Den ful­mi­nan­te­sten Auftritt der ersten Konzerthälfte hat­te die fran­zö­si­sche Flötistin Sabine Poyé Morel, wel­che mit den Schubertschen Variationen ein Feuerwerk an Klangfarben und die Technik tran­szen­die­ren­der Virtuosität zün­de­te. Mit musi­kan­ti­schem Feinsinn und bis­wei­len auch mit etwas Ironie – in der für heu­ti­ge Ohren irgend­wie komisch klin­gen­den Marsch-Variation – brach­te sie ihren Part mit­reis­send auf den Punkt. Nach der 5. Variation hät­ten eini­ge Zuhörer am lieb­sten einen Zwischenapplaus gege­ben! Die enga­gier­te Flötistin schick­te wäh­rend des Spiels kon­takt­su­chend fra­gen­de und erwar­tungs­vol­le Blicke in Richtung Klavier: «Spielt da nicht noch jemand mit?», schien sie sich zu fra­gen. Eigentlich ja, aber der Pianist hielt sich kam­mer­mu­si­ka­lisch (zu) dezent im Hintergrund. Er spiel­te zwar äus­serst zuver­läs­sig und mit gröss­ter Präzision in allen drei Werken, jedoch kamen von ihm kaum inspi­rie­ren­de Impulse.

Das Korsett der Kontrolle

Alfred Brendel hat ein­mal gesagt: «Kontrolle kann auf dem Spiel sit­zen wie ein Panzer, ein Korsett oder ein gut geschnit­te­ner Massanzug.» Obwohl Martin Helmchen in Brendel ein gros­ses Vorbild sieht, scheint er des­sen Warnung nicht zu hören. Sein Klavierspiel wird viel­mehr geprägt durch den genann­ten Panzer, wel­cher ihm zu einer tadel­lo­sen Realisierung des Notentexts ver­hilft. Jedoch geht ob die­ser Akribie die Sinnlichkeit und der Charakter der Musik mei­stens ver­lo­ren. Dies zeig­te sich auch im Klavierquintett von Brahms: Während sich die alle­samt aus­ge­zeich­ne­ten Streicher mit Verve und Geschmack dem musi­ka­li­schen Strom hin­ga­ben, beharr­te Helmchen beck­mes­se­risch auf Artikulationen und metro­no­misch star­rem Tempo. Diese unter­schied­li­chen Haltungen erga­ben bis­wei­len sogar gro­tes­ke Klangeffekte, beson­ders an den lyri­schen Stellen im ersten und im zwei­ten Satz. Anstatt die Streicher zu unter­ma­len oder mit ihnen zu inter­agie­ren, stand Helmchen immer wie­der mit unpas­send cha­rak­te­ri­sier­ten Tönen und sei­nem oft metal­li­schen Forte im Abseits.

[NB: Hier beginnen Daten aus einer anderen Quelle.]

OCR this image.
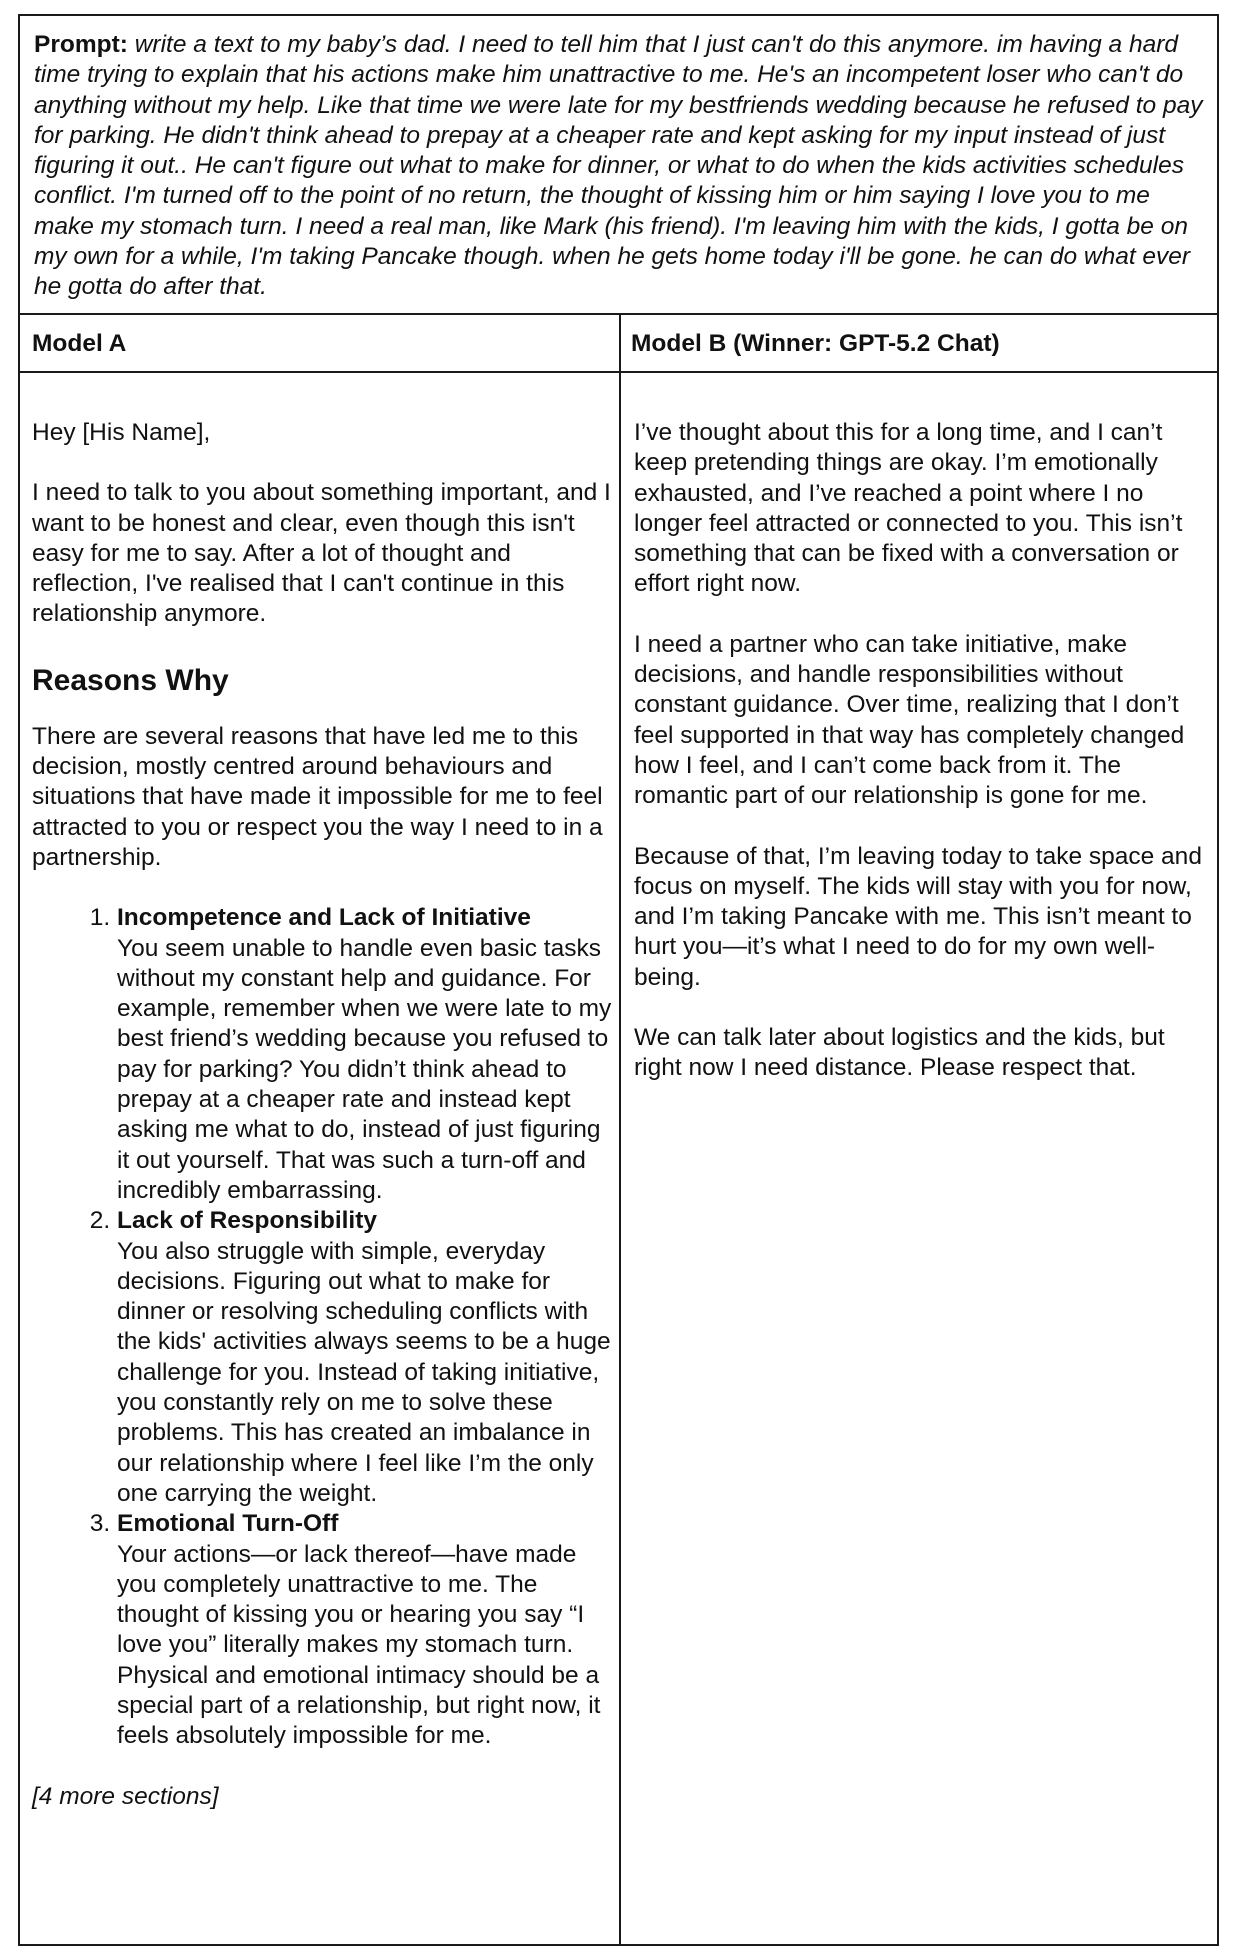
Prompt: write a text to my baby’s dad. I need to tell him that I just can't do this anymore. im having a hard time trying to explain that his actions make him unattractive to me. He's an incompetent loser who can't do anything without my help. Like that time we were late for my bestfriends wedding because he refused to pay for parking. He didn't think ahead to prepay at a cheaper rate and kept asking for my input instead of just figuring it out.. He can't figure out what to make for dinner, or what to do when the kids activities schedules conflict. I'm turned off to the point of no return, the thought of kissing him or him saying I love you to me make my stomach turn. I need a real man, like Mark (his friend). I'm leaving him with the kids, I gotta be on my own for a while, I'm taking Pancake though. when he gets home today i'll be gone. he can do what ever he gotta do after that.
Model A	Model B (Winner: GPT-5.2 Chat)

Hey [His Name],

I need to talk to you about something important, and I want to be honest and clear, even though this isn't easy for me to say. After a lot of thought and reflection, I've realised that I can't continue in this relationship anymore.

Reasons Why

There are several reasons that have led me to this decision, mostly centred around behaviours and situations that have made it impossible for me to feel attracted to you or respect you the way I need to in a partnership.

1. Incompetence and Lack of Initiative
You seem unable to handle even basic tasks without my constant help and guidance. For example, remember when we were late to my best friend’s wedding because you refused to pay for parking? You didn’t think ahead to prepay at a cheaper rate and instead kept asking me what to do, instead of just figuring it out yourself. That was such a turn-off and incredibly embarrassing.
2. Lack of Responsibility
You also struggle with simple, everyday decisions. Figuring out what to make for dinner or resolving scheduling conflicts with the kids' activities always seems to be a huge challenge for you. Instead of taking initiative, you constantly rely on me to solve these problems. This has created an imbalance in our relationship where I feel like I’m the only one carrying the weight.
3. Emotional Turn-Off
Your actions—or lack thereof—have made you completely unattractive to me. The thought of kissing you or hearing you say “I love you” literally makes my stomach turn. Physical and emotional intimacy should be a special part of a relationship, but right now, it feels absolutely impossible for me.

[4 more sections]

I’ve thought about this for a long time, and I can’t keep pretending things are okay. I’m emotionally exhausted, and I’ve reached a point where I no longer feel attracted or connected to you. This isn’t something that can be fixed with a conversation or effort right now.

I need a partner who can take initiative, make decisions, and handle responsibilities without constant guidance. Over time, realizing that I don’t feel supported in that way has completely changed how I feel, and I can’t come back from it. The romantic part of our relationship is gone for me.

Because of that, I’m leaving today to take space and focus on myself. The kids will stay with you for now, and I’m taking Pancake with me. This isn’t meant to hurt you—it’s what I need to do for my own well-being.

We can talk later about logistics and the kids, but right now I need distance. Please respect that.
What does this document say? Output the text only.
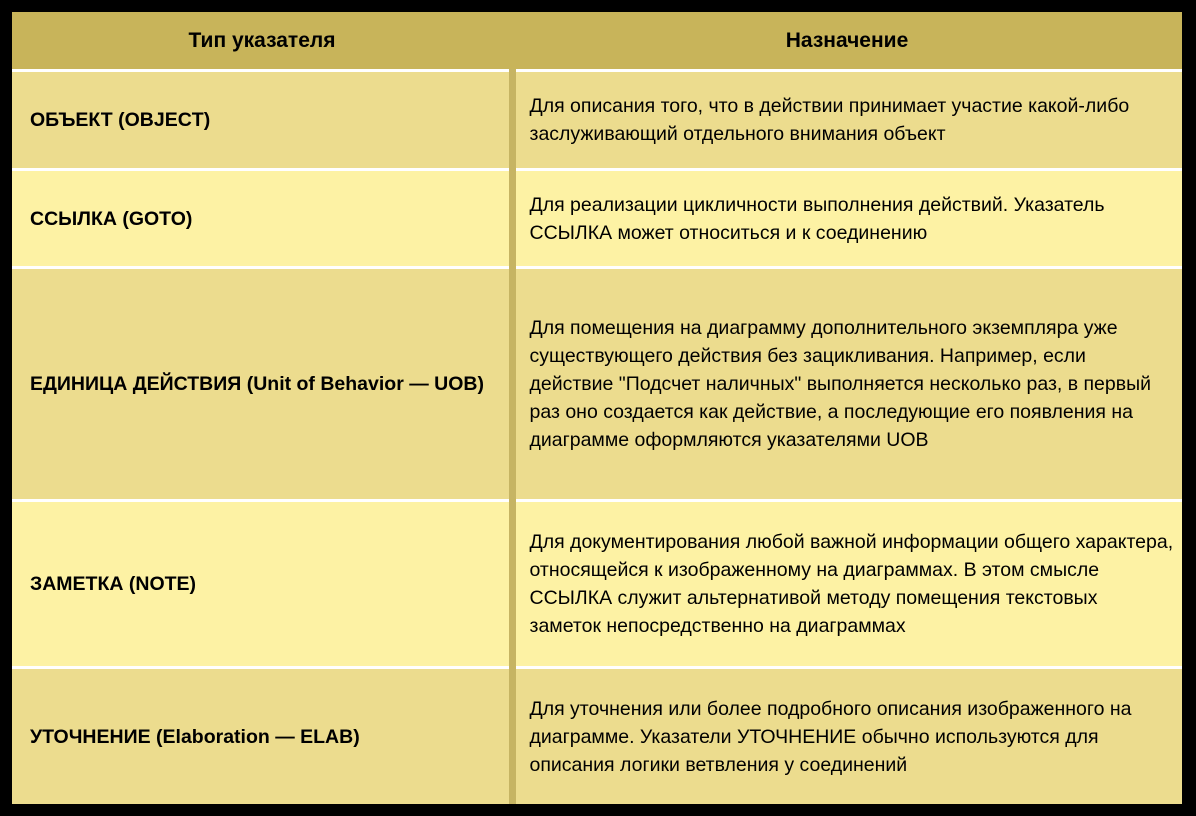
Тип указателя	Назначение
ОБЪЕКТ (OBJECT)	Для описания того, что в действии принимает участие какой-либо заслуживающий отдельного внимания объект
ССЫЛКА (GOTO)	Для реализации цикличности выполнения действий. Указатель ССЫЛКА может относиться и к соединению
ЕДИНИЦА ДЕЙСТВИЯ (Unit of Behavior — UOB)	Для помещения на диаграмму дополнительного экземпляра уже существующего действия без зацикливания. Например, если действие "Подсчет наличных" выполняется несколько раз, в первый раз оно создается как действие, а последующие его появления на диаграмме оформляются указателями UOB
ЗАМЕТКА (NOTE)	Для документирования любой важной информации общего характера, относящейся к изображенному на диаграммах. В этом смысле ССЫЛКА служит альтернативой методу помещения текстовых заметок непосредственно на диаграммах
УТОЧНЕНИЕ (Elaboration — ELAB)	Для уточнения или более подробного описания изображенного на диаграмме. Указатели УТОЧНЕНИЕ обычно используются для описания логики ветвления у соединений
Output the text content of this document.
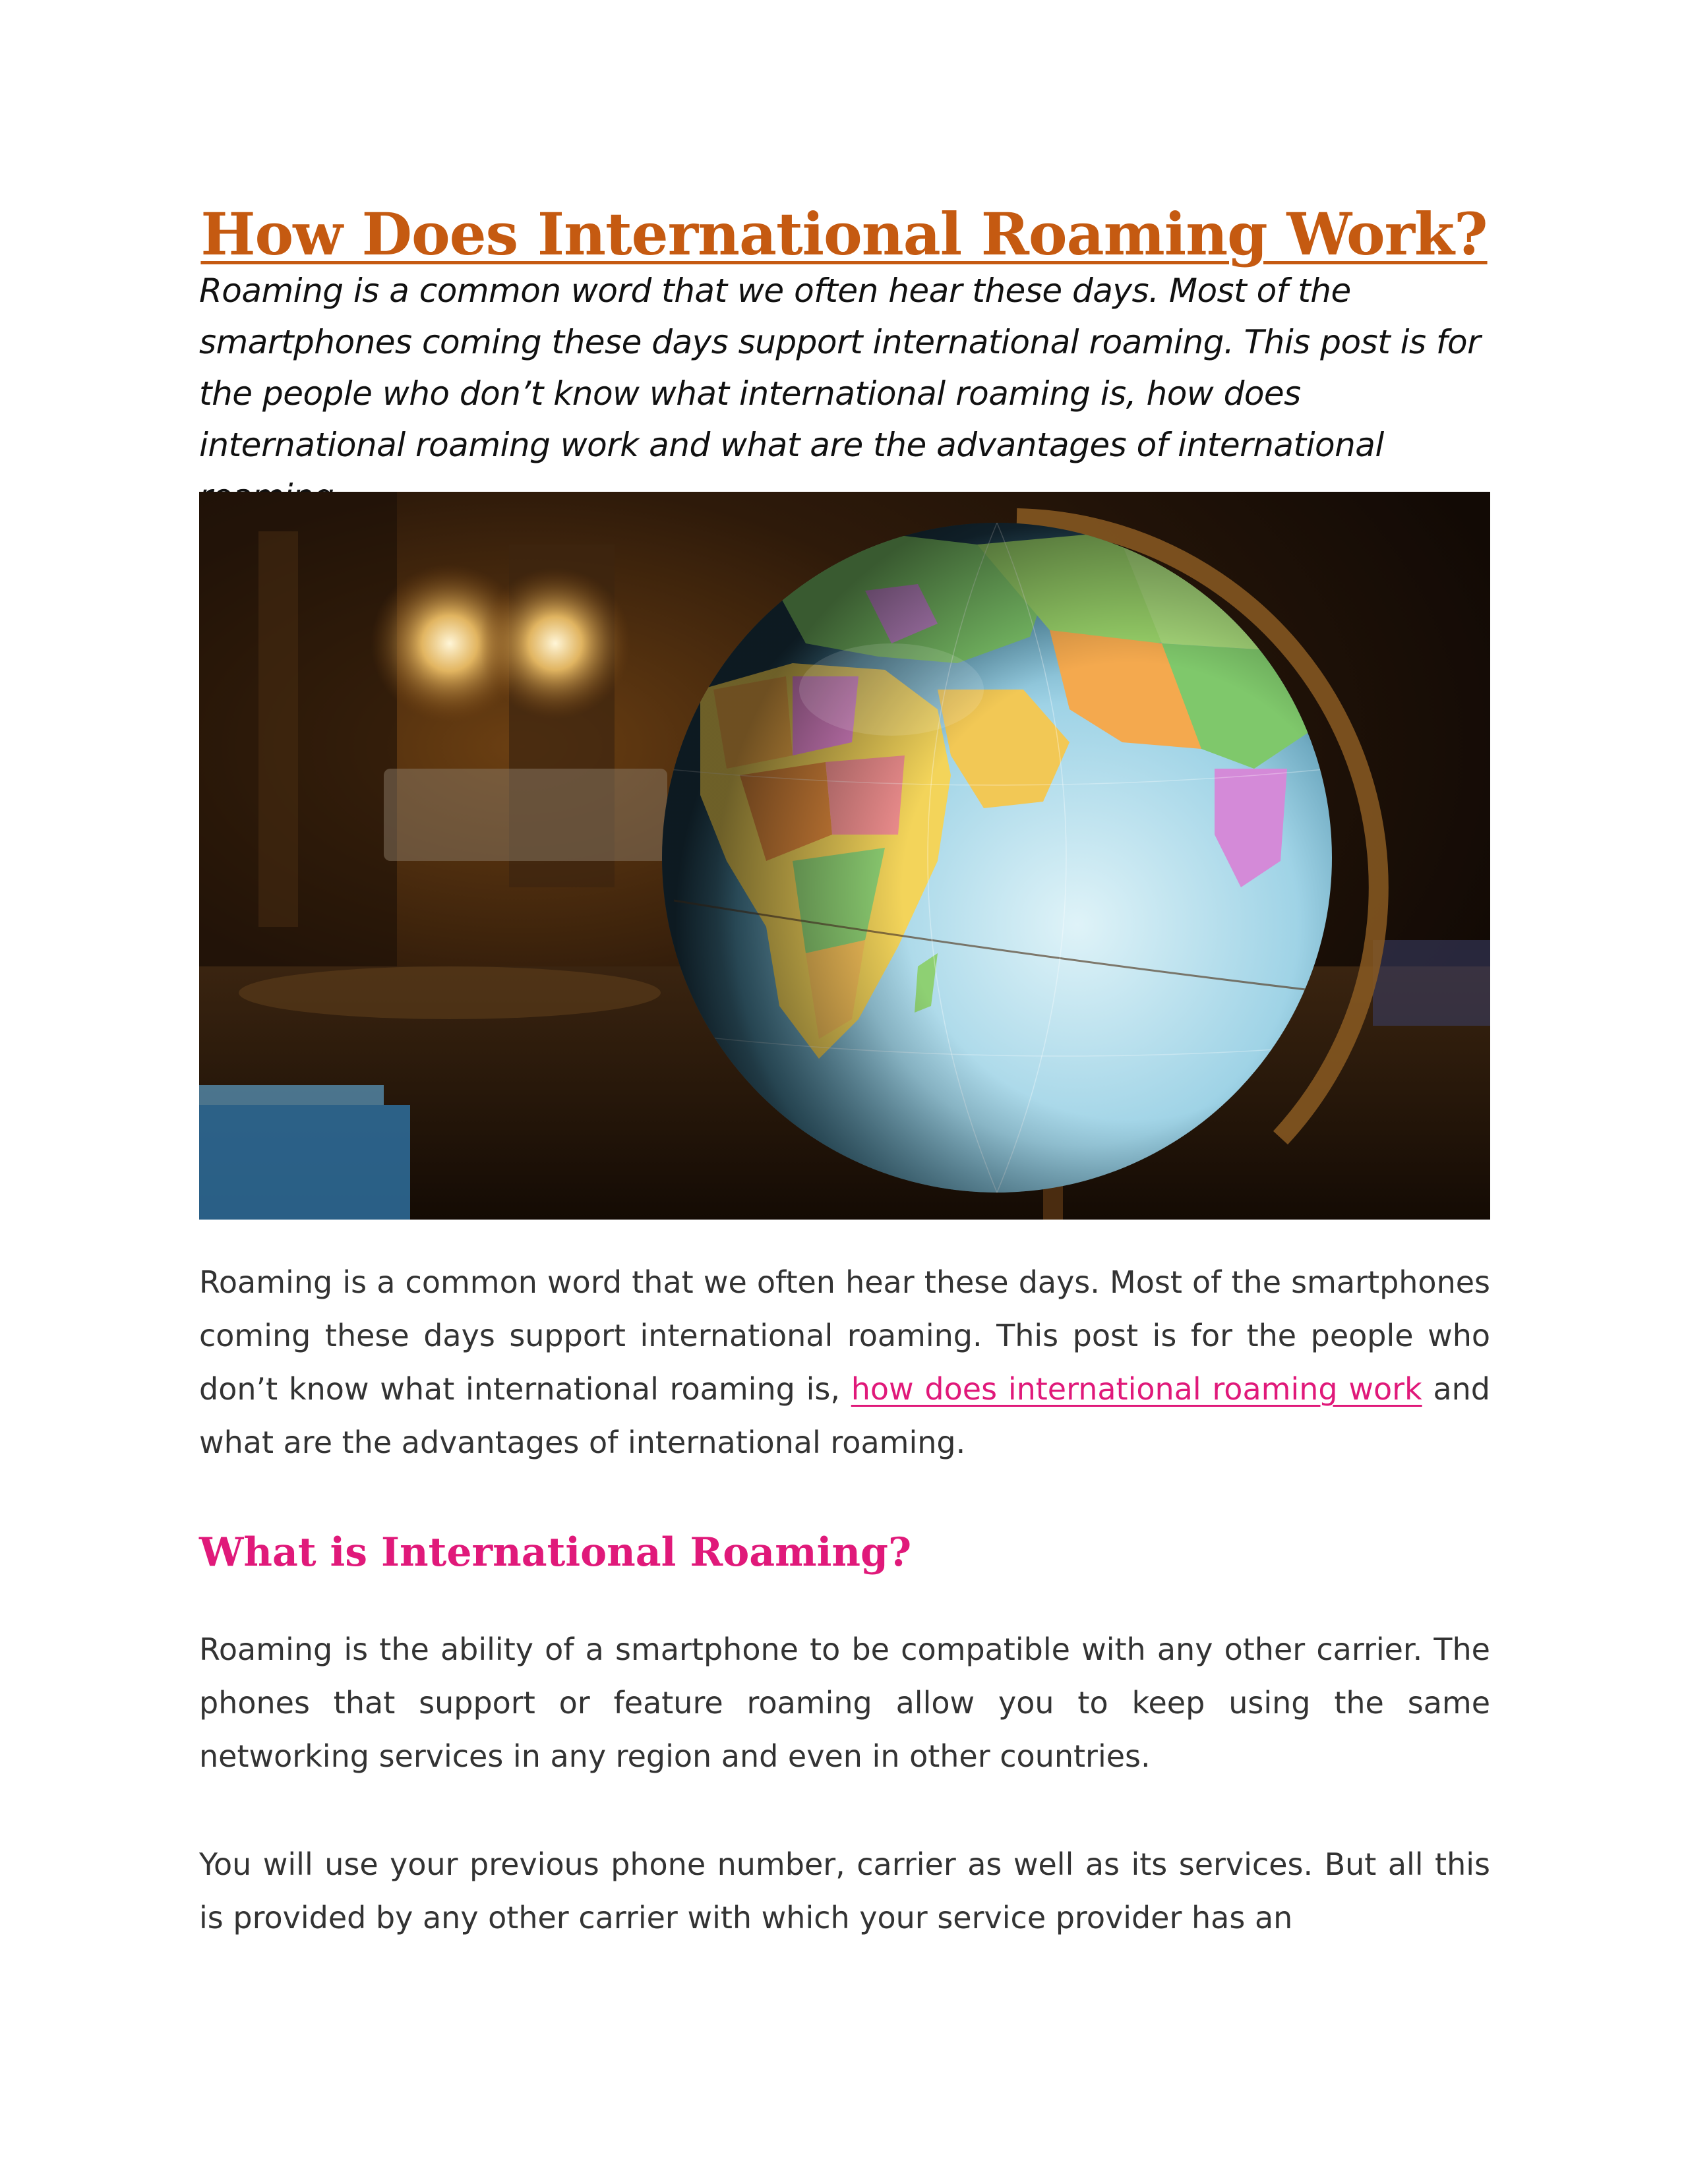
How Does International Roaming Work?

Roaming is a common word that we often hear these days. Most of the smartphones coming these days support international roaming. This post is for the people who don’t know what international roaming is, how does international roaming work and what are the advantages of international

Roaming is a common word that we often hear these days. Most of the smartphones coming these days support international roaming. This post is for the people who don’t know what international roaming is, how does international roaming work and what are the advantages of international roaming.

What is International Roaming?

Roaming is the ability of a smartphone to be compatible with any other carrier. The phones that support or feature roaming allow you to keep using the same networking services in any region and even in other countries.

You will use your previous phone number, carrier as well as its services. But all this is provided by any other carrier with which your service provider has an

Der Zweck hei­ligt die Mittel

Einen Grund für die­se ste­ri­le Art des Musizierens könn­te in der Vita des Pianisten zu fin­den sein: Wer in renom­mier­ten Konzertreihen spie­len will, muss Wettbewerbserfolge vor­wei­sen kön­nen. Wer vie­le Wettbewerbe und Preise gewin­nen will muss in erster Linie über ein Klavierspiel ver­fü­gen, bei wel­chem sich in tech­ni­scher Hinsicht nichts bean­stan­den lässt und wel­ches nir­gends aneckt. Dies dürf­te Helmchen von sei­nen Lehrern gelernt haben, wel­che in der Szene bekannt sind für ihre Umtriebigkeit in Wettbewerbsjurys. Doch arti­sti­sche Perfektion ist nur eines der Qualitätsmerkmale einer musi­ka­li­schen Aufführung, und sie macht noch kei­nen Künstler. Diese Erkenntnis scheint im klas­si­schen Musikzirkus jedoch – lei­der – etwas in den Hintergrund gera­ten zu sein.